"Energie Austria" unterschrieben
- Verträge nächste Woche nach Brüssel
Die "österreichische Stromlösung" zwischen Verbund und den EnergieAllianz-Partnern ist endgültig besiegelt: Die Konsortialverträge zur "Energie Austria", die noch am heutigen Freitag unterschrieben werden sollen, gehen kommende Woche zur kartellrechtlichen Prüfung an die zuständige Wettbewerbs-Generaldirektion der EU-Kommission.
Bis Jahresende 2002 soll klar sein, ob Brüssel die weitreichende Kooperation in Stromerzeugung, -handel und -vertrieb rasch und ohne Auflagen noch bis Jänner 2003 genehmigt oder ob ein vertieftes Prüfverfahren kommt, das bis zu fünf Monate lang dauern kann. Geplant ist der Zusammenschluss gesellschaftsrechtlich nach wie vor per 1. Jänner 2003, auch wenn die operative Umsetzung unter Umständen bis Sommer kommenden Jahres dauert.
Bei der Unterzeichnung der Widmungs- und Patronanzerklärung zu den Konsortialverträgen bekannten sich heute die Mitglieder des politischen Lenkungsausschusses - mit Verbund-Eigentümervertreter Wirtschaftsminister Martin Bartenstein (V), Wiens Vizebürgermeister Sepp Rieder (S) und NÖ-Finanzlandesrat Wolfgang Sobotka (V) an der Spitze - zur "Unumkehrbarkeit" der "österreichischen Stromlösung".

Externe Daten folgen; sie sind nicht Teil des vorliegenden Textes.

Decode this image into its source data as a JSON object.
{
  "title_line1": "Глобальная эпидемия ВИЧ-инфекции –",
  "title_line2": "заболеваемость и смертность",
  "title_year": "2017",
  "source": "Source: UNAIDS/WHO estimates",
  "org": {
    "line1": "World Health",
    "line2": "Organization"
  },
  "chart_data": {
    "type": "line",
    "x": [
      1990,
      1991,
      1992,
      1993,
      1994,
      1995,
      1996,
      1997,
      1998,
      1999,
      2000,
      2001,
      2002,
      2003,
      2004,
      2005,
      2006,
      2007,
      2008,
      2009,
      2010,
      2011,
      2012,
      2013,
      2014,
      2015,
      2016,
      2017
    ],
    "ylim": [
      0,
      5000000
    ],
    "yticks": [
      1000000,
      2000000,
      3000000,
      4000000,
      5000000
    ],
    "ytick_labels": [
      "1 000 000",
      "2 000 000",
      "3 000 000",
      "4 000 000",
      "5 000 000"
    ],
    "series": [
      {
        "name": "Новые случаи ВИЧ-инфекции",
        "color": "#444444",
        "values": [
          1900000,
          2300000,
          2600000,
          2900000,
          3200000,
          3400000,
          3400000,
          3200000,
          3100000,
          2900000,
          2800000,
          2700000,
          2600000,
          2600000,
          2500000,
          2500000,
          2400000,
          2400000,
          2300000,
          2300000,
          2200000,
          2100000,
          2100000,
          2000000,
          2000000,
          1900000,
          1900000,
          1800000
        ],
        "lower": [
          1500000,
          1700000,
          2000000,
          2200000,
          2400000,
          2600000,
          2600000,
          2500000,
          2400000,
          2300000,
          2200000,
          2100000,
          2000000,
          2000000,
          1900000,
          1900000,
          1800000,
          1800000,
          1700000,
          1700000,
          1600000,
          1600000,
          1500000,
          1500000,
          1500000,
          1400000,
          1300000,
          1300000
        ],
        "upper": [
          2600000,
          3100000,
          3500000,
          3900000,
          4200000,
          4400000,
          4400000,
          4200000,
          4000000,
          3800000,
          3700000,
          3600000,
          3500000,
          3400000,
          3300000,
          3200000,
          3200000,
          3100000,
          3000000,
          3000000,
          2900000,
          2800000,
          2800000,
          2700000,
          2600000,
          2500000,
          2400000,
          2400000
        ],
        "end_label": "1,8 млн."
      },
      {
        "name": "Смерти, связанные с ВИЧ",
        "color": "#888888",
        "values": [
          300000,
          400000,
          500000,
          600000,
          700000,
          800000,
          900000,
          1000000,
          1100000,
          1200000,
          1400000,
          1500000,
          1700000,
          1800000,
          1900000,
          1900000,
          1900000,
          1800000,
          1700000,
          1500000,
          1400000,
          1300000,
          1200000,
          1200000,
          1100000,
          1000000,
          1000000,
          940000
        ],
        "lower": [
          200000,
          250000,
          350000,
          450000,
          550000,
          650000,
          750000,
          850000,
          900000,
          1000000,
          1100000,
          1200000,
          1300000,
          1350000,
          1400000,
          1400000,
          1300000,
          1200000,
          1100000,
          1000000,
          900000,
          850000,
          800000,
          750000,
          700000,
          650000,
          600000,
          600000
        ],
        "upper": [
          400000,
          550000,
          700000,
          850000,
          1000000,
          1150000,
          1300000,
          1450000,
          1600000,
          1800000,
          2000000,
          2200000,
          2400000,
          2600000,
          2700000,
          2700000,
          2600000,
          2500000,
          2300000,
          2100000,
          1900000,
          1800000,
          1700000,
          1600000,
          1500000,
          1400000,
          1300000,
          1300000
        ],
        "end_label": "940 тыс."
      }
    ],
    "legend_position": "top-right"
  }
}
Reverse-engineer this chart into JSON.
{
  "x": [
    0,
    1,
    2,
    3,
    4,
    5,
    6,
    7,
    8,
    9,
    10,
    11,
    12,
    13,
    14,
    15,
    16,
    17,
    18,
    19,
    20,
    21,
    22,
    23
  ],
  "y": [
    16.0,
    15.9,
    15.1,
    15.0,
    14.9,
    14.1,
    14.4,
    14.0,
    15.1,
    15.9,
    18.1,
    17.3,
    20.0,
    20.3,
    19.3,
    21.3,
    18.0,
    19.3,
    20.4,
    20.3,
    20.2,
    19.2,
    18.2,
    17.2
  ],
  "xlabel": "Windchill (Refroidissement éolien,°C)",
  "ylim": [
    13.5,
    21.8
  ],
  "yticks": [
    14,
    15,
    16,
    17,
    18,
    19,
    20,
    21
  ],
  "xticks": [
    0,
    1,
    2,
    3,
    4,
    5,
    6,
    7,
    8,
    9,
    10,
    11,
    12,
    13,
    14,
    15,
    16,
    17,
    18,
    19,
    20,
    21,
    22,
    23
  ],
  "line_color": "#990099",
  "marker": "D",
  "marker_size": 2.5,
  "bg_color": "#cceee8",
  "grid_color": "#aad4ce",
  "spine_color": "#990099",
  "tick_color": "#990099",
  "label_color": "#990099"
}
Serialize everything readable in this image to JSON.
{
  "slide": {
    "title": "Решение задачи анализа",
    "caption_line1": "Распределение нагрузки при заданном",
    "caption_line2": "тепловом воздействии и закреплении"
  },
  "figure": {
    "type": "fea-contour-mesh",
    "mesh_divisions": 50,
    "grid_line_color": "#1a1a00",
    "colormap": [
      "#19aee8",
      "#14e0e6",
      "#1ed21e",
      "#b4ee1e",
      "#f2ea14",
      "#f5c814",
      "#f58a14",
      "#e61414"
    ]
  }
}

Das Vertragskonvolut, das samt allen Beilagen, Satzungen, Stromlieferverträgen usw. nach Brüssel gehen soll, sei schließlich auch schon von allen Aufsichtsräten der beteiligten Stromunternehmen verabschiedet worden, betonten Vertreter der E-Wirtschaft. Allerdings wird nach Abschluss der Prüfung durch die EU-Kommission formal nach dem Closing nochmals eine Vertragsunterfertigung erfolgen.

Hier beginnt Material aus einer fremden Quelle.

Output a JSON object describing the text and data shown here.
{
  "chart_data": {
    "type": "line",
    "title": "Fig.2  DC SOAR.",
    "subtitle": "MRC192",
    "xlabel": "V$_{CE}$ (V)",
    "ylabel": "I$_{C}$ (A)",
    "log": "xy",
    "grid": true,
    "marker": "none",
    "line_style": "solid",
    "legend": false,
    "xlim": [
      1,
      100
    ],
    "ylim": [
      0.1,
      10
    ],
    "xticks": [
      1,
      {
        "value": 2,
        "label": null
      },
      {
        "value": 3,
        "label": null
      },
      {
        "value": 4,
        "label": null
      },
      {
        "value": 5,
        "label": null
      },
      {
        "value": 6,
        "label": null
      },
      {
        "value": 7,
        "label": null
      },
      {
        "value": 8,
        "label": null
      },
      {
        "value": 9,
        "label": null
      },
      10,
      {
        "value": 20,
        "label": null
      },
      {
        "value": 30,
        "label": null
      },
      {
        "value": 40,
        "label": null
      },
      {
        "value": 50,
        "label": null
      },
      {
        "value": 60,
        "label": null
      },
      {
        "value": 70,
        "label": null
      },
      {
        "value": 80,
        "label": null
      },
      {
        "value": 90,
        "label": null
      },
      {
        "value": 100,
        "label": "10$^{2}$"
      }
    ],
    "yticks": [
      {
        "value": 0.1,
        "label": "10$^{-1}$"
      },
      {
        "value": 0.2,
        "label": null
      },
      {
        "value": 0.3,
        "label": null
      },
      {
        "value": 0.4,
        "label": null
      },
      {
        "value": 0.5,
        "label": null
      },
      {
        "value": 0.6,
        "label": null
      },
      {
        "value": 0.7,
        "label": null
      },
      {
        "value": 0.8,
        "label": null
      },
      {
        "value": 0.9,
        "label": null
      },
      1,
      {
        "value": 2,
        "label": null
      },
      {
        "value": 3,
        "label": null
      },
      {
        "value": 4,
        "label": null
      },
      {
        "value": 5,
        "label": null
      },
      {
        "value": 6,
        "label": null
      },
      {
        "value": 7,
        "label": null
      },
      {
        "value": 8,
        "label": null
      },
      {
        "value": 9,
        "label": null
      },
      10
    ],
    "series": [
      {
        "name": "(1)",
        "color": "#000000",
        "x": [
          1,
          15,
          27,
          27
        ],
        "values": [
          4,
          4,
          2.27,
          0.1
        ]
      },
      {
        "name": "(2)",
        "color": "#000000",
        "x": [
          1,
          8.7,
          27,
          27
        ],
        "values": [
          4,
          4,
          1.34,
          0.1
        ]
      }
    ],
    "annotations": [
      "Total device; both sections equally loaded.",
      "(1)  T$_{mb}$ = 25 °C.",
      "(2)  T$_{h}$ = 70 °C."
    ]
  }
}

Mit der Strom-Kooperation von Verbund und EnergieAllianz-Partnern (EVN, Wiener Staddtwerke, Energie AG Oberösterreich, BEWAG und BEGAS sowie Linz AG) entsteht mit knapp 100 Terawattstunden (TWh) Stromvolumen im Jahr der achtgrößte Stromhändler in der EU, gleich hinter Vattenfall und noch vor EnBW, so Bartenstein am Freitag in einem Pressegespräch. Erwartet wird durch den Zusammenschluss die Hebung eines Synergiepotenzials von 70 bis 80 Mill. Euro im Jahr, das sich etwa gleich auf beide Beteiligte verteilt.
Gemeinsam werden eine Handels- und eine Vertriebsgesellschaft die zentralen Säulen der Strom-Ehe bilden, die von Verbund und EnergieAllianz im Verhältnis 2/3 zu 1/3 (Handel) sowie 1/3 zu 2/3 (Vertrieb) getragen werden. Durch einen nach wie vor offenen, aber von der Politik ersehnten Beitritt der Steiermark (EStAG) und Salzburgs (Salzburg AG) oder auch anderer heimischer Stromversorger zur "Energie Austria" soll in den beiden Kerngesellschaften der jeweilige Zweidrittel-Partner nicht unter 50 Prozent und der Drittel-Partner nicht unter 25 Prozent fallen. Ein Austritt aus der "Energie Allianz" ist frühestens nach elf Jahren möglich, da der Pakt
- bei einjähriger Kündigungsfrist - zunächst zehn Jahre läuft.